En el horno tenés un plato de ravioles- dijo Silvia,
cuando entró a la casa.
-Sabes
que los martes pasó por el Club- y él puso cara de nada.
-Es historia
vieja, ya me cansé.- y la piel le envejeció años en un instante.- Cenas en lo de tu madre, sin avisar.
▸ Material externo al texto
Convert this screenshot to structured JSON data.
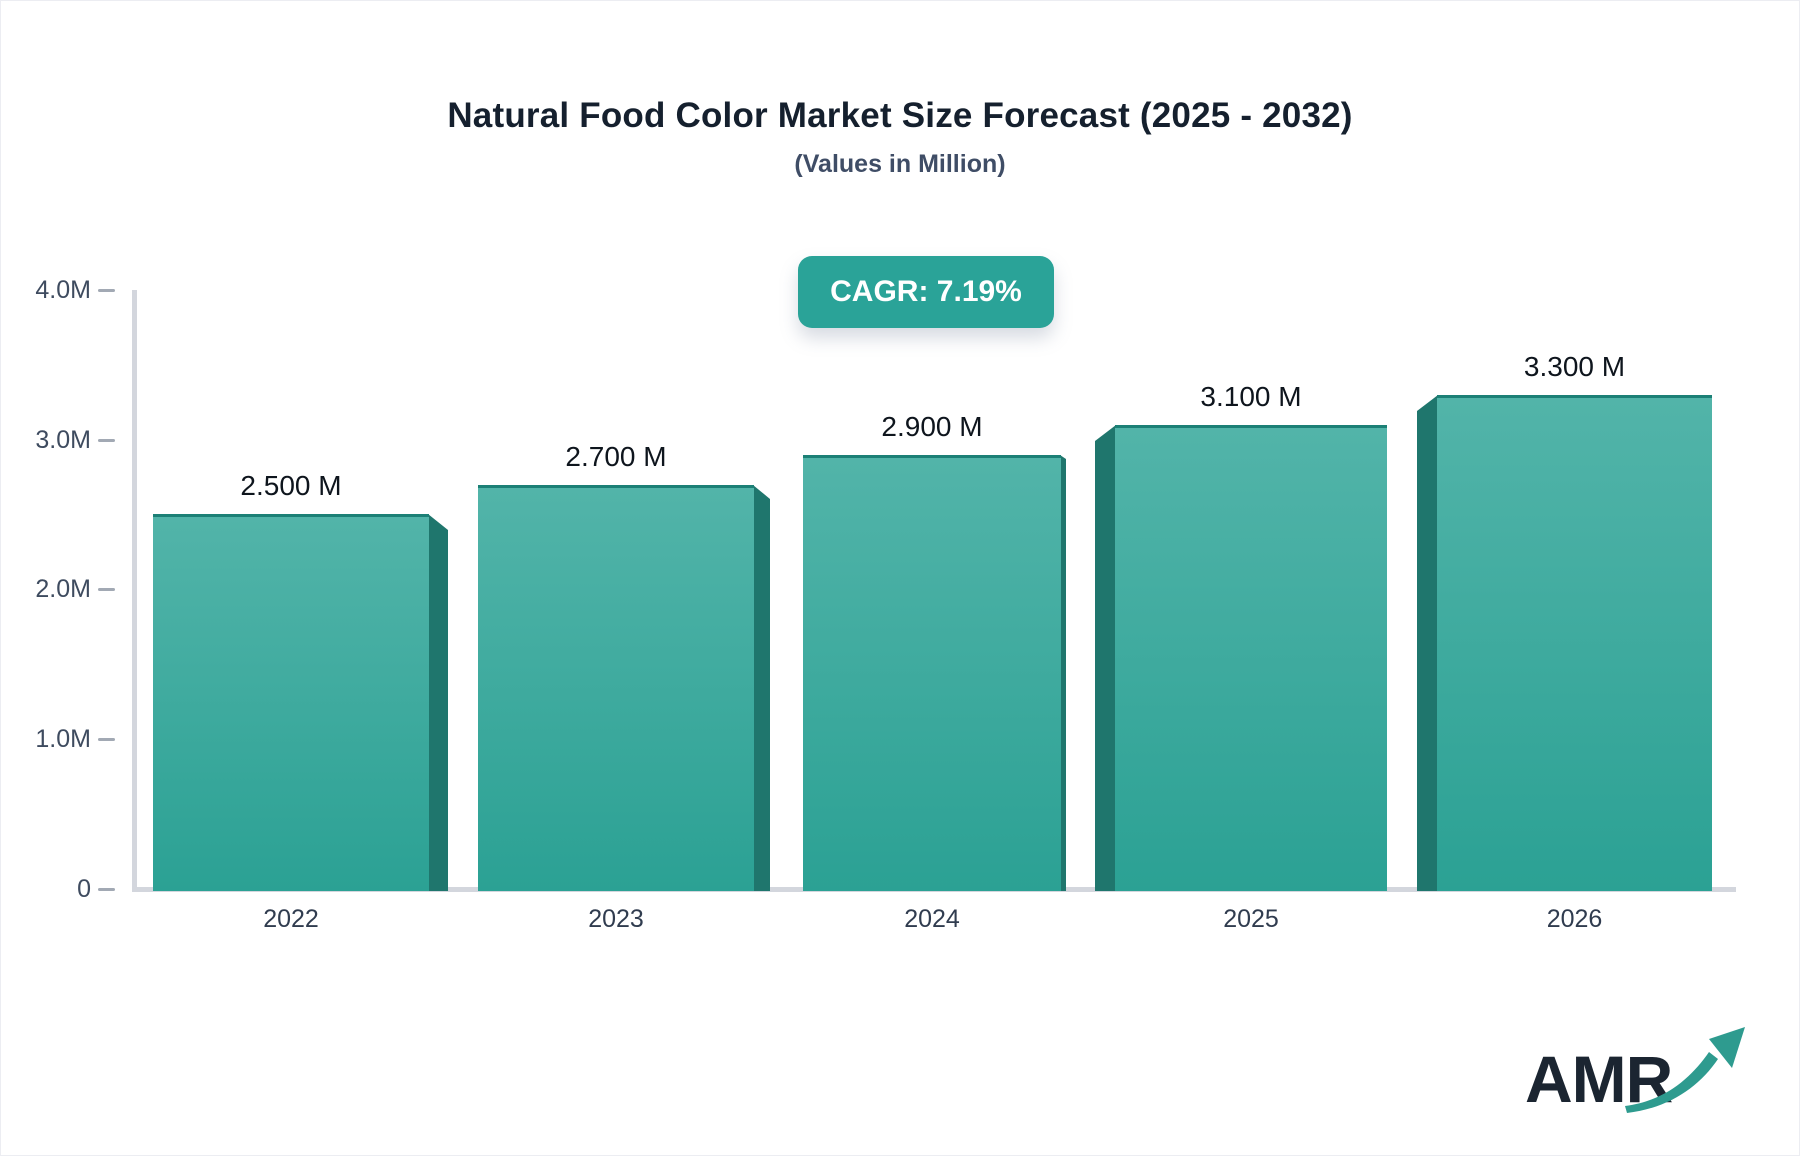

Nunca sé si
Doña Elvira está con los achaques, si son inventados por vos, por ella o por
los dos. A la “mama” nunca le caí simpática, bueno esa es otra, donde siempre
quedé pagando, ya tampoco importa.
- Sabés que el único que le da pelota a
la vieja soy yo- Como afligido
-Esto
no da para más, mañana me vuelvo a lo de mis padres, en este momento es el único lugar al que puedo
ir, ya lo discutimos, refutó Silvia.
A
la mañana Marcelo llamó a la oficina, se tomó el día por enfermedad. Si bien no
la podía retener, quería verla partir, quizás por última vez. La suerte estaba
echada, la rutina -según él- había consumido el amor. El destello se esfumó,
por esa puta costumbre que algunos hombres tenemos No más “a brillar, mi amor”.
La observó
calladamente vestirse con esa prolijidad sin apuro, sin tiempo que la
caracterizaba y que a él le molestaba.
Le
costó a Silvia salir con la valija, de la frustración, atropelló la mesa, el
portazo fue toda una contestación.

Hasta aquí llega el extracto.